7. There are several English grammar mistakes.

Is the work clearly and accurately presented and does it cite the current literature?

Yes

If applicable, is the statistical analysis and its interpretation appropriate?

I cannot comment. A qualified statistician is required.

Are all the source data underlying the results available to ensure full reproducibility?

Yes

Is the study design appropriate and is the work technically sound?

Partly

Are the conclusions drawn adequately supported by the results?

Yes

Are sufficient details of methods and analysis provided to allow replication by others?

Partly

Reviewer Expertise:

I am a PhD in Computer Vision and Image Processing. My area of research is related to text detection and recognition from natural scene images, document analysis and OCR.

I confirm that I have read this submission and believe that I have an appropriate level of expertise to confirm that it is of an acceptable scientific standard, however I have significant reservations, as outlined above.

Koponen

Jarmo

University of Eastern Finland, Finland

Competing interests: No

20 6 2024

Thank you for your peer review feedback on my publication. I have revised the publication considering your comments. Here are detailed responses to the points raised:

1. The paper lacks the novelty of the work.

This is valuable feedback. The title of the entire publication has been reconsidered and adapted. I have not developed the Region CNN method, but I have created a new application that uses the Region CNN method.

2. A comparison has been made between a CNN model and Tesseract OCR, however, the Tesseract OCR works for scanned text

documents. The authors should compare their work with text recognition from images (synthetic or natural scenes) methods.

The comparison has been performed against both a method obtained from a pharmaceutical packaging publication ( Kumar, G. P., & Prasad, P. B. (2014). Machine vision based quality control: importance in pharmaceutical Industry. International Journal of Computer Applications, 975, 8887.) and an industry-validated method. Additionally, a systematic review article ( Koponen, J., Haataja, K., & Toivanen, P. (2022). Recent advancements in machine vision methods for product code recognition: A systematic review. F1000Research, 11.) did not find an existing solution but identified a research gap regarding the state-of-the-art method in the pharmaceutical packaging field.

3. The authors may use instance or semantic segmentation, which will give better accuracy than the RCNN.

Since OCR is proven to be in use in the pharmaceutical industry, we have not compared two new methods, but rather compared the new application to the previously used one. However, in a future study, we can compare this application using the Region CNN model to another application based on a different deep learning model.

4. Why the Recall and Accuracy values are very smaller than the Precision?
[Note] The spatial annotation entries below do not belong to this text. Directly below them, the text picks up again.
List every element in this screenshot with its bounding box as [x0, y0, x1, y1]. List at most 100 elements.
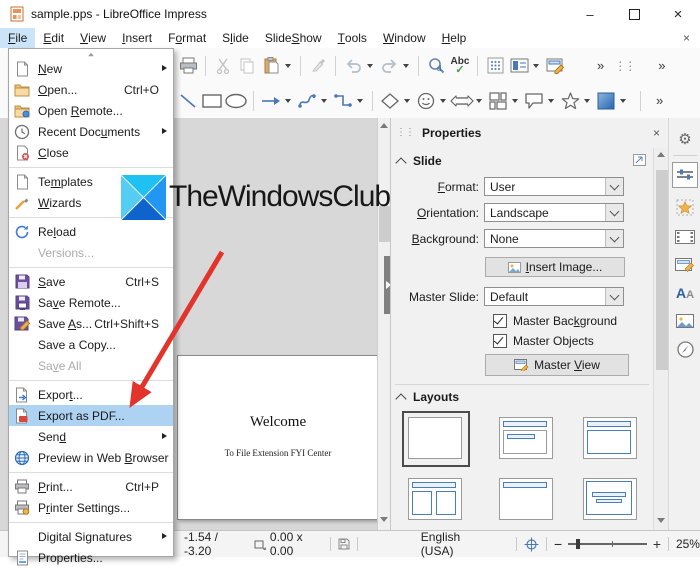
fit-slide-icon[interactable]	[524, 537, 539, 552]
save-status-icon[interactable]	[338, 538, 350, 550]
lines-arrows-dropdown-icon[interactable]	[285, 98, 291, 103]
master-objects-checkbox[interactable]: Master Objects	[487, 334, 594, 348]
close-document-icon[interactable]: ×	[673, 28, 700, 48]
menu-slide[interactable]: Sl ide	[214, 28, 257, 48]
stars-banners-dropdown-icon[interactable]	[584, 98, 590, 103]
symbol-shapes-dropdown-icon[interactable]	[440, 98, 446, 103]
scroll-up-icon[interactable]	[657, 152, 665, 160]
menu-format[interactable]: Fo rmat	[160, 28, 214, 48]
menu-item-open[interactable]: Open... Ctrl+O	[9, 79, 173, 100]
minimize-button[interactable]: –	[568, 0, 612, 28]
curve-dropdown-icon[interactable]	[321, 98, 327, 103]
toolbar2-overflow-icon[interactable]: »	[654, 58, 669, 73]
paste-dropdown-icon[interactable]	[285, 63, 291, 68]
tab-animation[interactable]	[669, 224, 700, 250]
layout-centered-text[interactable]	[583, 478, 637, 520]
layout-two-content[interactable]	[408, 478, 462, 520]
toolbar-overflow-icon[interactable]: »	[593, 58, 608, 73]
zoom-out-button[interactable]: −	[554, 536, 562, 552]
language-selector[interactable]: English (USA)	[421, 530, 488, 558]
master-slide-icon[interactable]	[543, 53, 567, 79]
connector-dropdown-icon[interactable]	[357, 98, 363, 103]
scrollbar-thumb[interactable]	[656, 170, 668, 370]
tab-slide-transition[interactable]	[669, 194, 700, 220]
menu-item-reload[interactable]: Reload	[9, 221, 173, 242]
zoom-in-button[interactable]: +	[653, 536, 661, 552]
menu-insert[interactable]: Insert	[114, 28, 160, 48]
menu-item-recent-documents[interactable]: Recent Documents	[9, 121, 173, 142]
chevron-down-icon[interactable]	[605, 230, 623, 247]
menu-item-print[interactable]: Print... Ctrl+P	[9, 476, 173, 497]
background-dropdown[interactable]: None	[484, 229, 624, 248]
menu-window[interactable]: Window	[375, 28, 434, 48]
close-button[interactable]: ×	[656, 0, 700, 28]
3d-objects-icon[interactable]	[594, 88, 618, 114]
block-arrows-dropdown-icon[interactable]	[476, 98, 482, 103]
rectangle-icon[interactable]	[200, 88, 224, 114]
menu-item-send[interactable]: Send	[9, 426, 173, 447]
menu-item-close[interactable]: Close	[9, 142, 173, 163]
master-background-checkbox[interactable]: Master Background	[487, 314, 617, 328]
menu-item-save-as[interactable]: Save As... Ctrl+Shift+S	[9, 313, 173, 334]
zoom-slider-thumb[interactable]	[576, 539, 581, 549]
layout-blank[interactable]	[408, 417, 462, 459]
ellipse-icon[interactable]	[224, 88, 248, 114]
menu-edit[interactable]: Edit	[35, 28, 72, 48]
symbol-shapes-icon[interactable]	[414, 88, 438, 114]
callout-shapes-dropdown-icon[interactable]	[548, 98, 554, 103]
basic-shapes-icon[interactable]	[378, 88, 402, 114]
tab-styles[interactable]: AA	[669, 280, 700, 306]
menu-item-save-a-copy[interactable]: Save a Copy...	[9, 334, 173, 355]
insert-line-icon[interactable]	[176, 88, 200, 114]
menu-item-open-remote[interactable]: Open Remote...	[9, 100, 173, 121]
tab-gallery[interactable]	[669, 308, 700, 334]
master-view-button[interactable]: Master View	[485, 354, 629, 376]
layouts-section-header[interactable]: Layouts	[395, 390, 459, 405]
layout-title-content[interactable]	[499, 417, 553, 459]
tab-navigator[interactable]	[669, 336, 700, 362]
scroll-up-icon[interactable]	[380, 123, 388, 131]
master-slide-dropdown[interactable]: Default	[484, 287, 624, 306]
more-options-icon[interactable]	[633, 154, 646, 166]
menu-item-export-as-pdf[interactable]: Export as PDF...	[9, 405, 173, 426]
slide-section-header[interactable]: Slide	[395, 154, 442, 169]
menu-view[interactable]: View	[72, 28, 114, 48]
scroll-down-icon[interactable]	[380, 517, 388, 525]
print-icon[interactable]	[176, 53, 200, 79]
callout-shapes-icon[interactable]	[522, 88, 546, 114]
toolbar-grip-icon[interactable]: ⋮⋮	[614, 59, 636, 73]
stars-banners-icon[interactable]	[558, 88, 582, 114]
layout-title-only[interactable]	[499, 478, 553, 520]
find-replace-icon[interactable]: d	[424, 53, 448, 79]
format-dropdown[interactable]: User	[484, 177, 624, 196]
maximize-button[interactable]	[612, 0, 656, 28]
slide-canvas[interactable]: Welcome To File Extension FYI Center	[177, 355, 379, 520]
display-views-icon[interactable]	[507, 53, 531, 79]
menu-item-save-remote[interactable]: Save Remote...	[9, 292, 173, 313]
connector-icon[interactable]	[331, 88, 355, 114]
panel-close-icon[interactable]: ×	[653, 126, 660, 140]
menu-slide-show[interactable]: Slide Show	[257, 28, 330, 48]
tab-properties[interactable]	[672, 162, 698, 188]
zoom-slider[interactable]	[568, 539, 647, 549]
3d-objects-dropdown-icon[interactable]	[620, 98, 626, 103]
chevron-down-icon[interactable]	[605, 204, 623, 221]
insert-image-button[interactable]: Insert Image...	[485, 257, 625, 277]
zoom-level[interactable]: 25%	[676, 537, 700, 551]
menu-help[interactable]: Help	[434, 28, 475, 48]
orientation-dropdown[interactable]: Landscape	[484, 203, 624, 222]
chevron-down-icon[interactable]	[605, 178, 623, 195]
display-views-dropdown-icon[interactable]	[533, 63, 539, 68]
menu-tools[interactable]: Tools	[330, 28, 375, 48]
menu-item-properties[interactable]: Properties...	[9, 547, 173, 568]
chevron-down-icon[interactable]	[605, 288, 623, 305]
tab-master-slides[interactable]	[669, 252, 700, 278]
menu-item-printer-settings[interactable]: Printer Settings...	[9, 497, 173, 518]
layout-title-content-2[interactable]	[583, 417, 637, 459]
menu-item-export[interactable]: Export...	[9, 384, 173, 405]
drawing-overflow-icon[interactable]: »	[652, 93, 667, 108]
menu-item-preview-web-browser[interactable]: Preview in Web Browser	[9, 447, 173, 468]
basic-shapes-dropdown-icon[interactable]	[404, 98, 410, 103]
lines-arrows-icon[interactable]	[259, 88, 283, 114]
flowchart-dropdown-icon[interactable]	[512, 98, 518, 103]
This feedback led to a thorough review and adaptation of the performance metrics. Now, the curve surpassing all threshold values enables evaluation with three relevant metrics.

5. The Alex-Net is a very old model and is not preferred nowadays. The authors may use a state-of-the-art pretrained model.

This is valuable feedback. However, although AlexNet and the Region CNN model are considered older, they contain beneficial features that are not present in newer members of the CNN family (Fast, Faster), such as a fixed size of 4096 feature vector for each region proposal.

6. The number of images in the dataset are very low. For this low data, RCNN model will not give better results.

This field of study, being new, is still in the development phase. The diagram of metrics added in the paper presents insights into the model's performance.

7. There are several English grammar mistakes.

I apologize for the errors. I have now corrected them.

Thank you again for your valuable feedback. I have taken it into account, and it has helped improve my skills.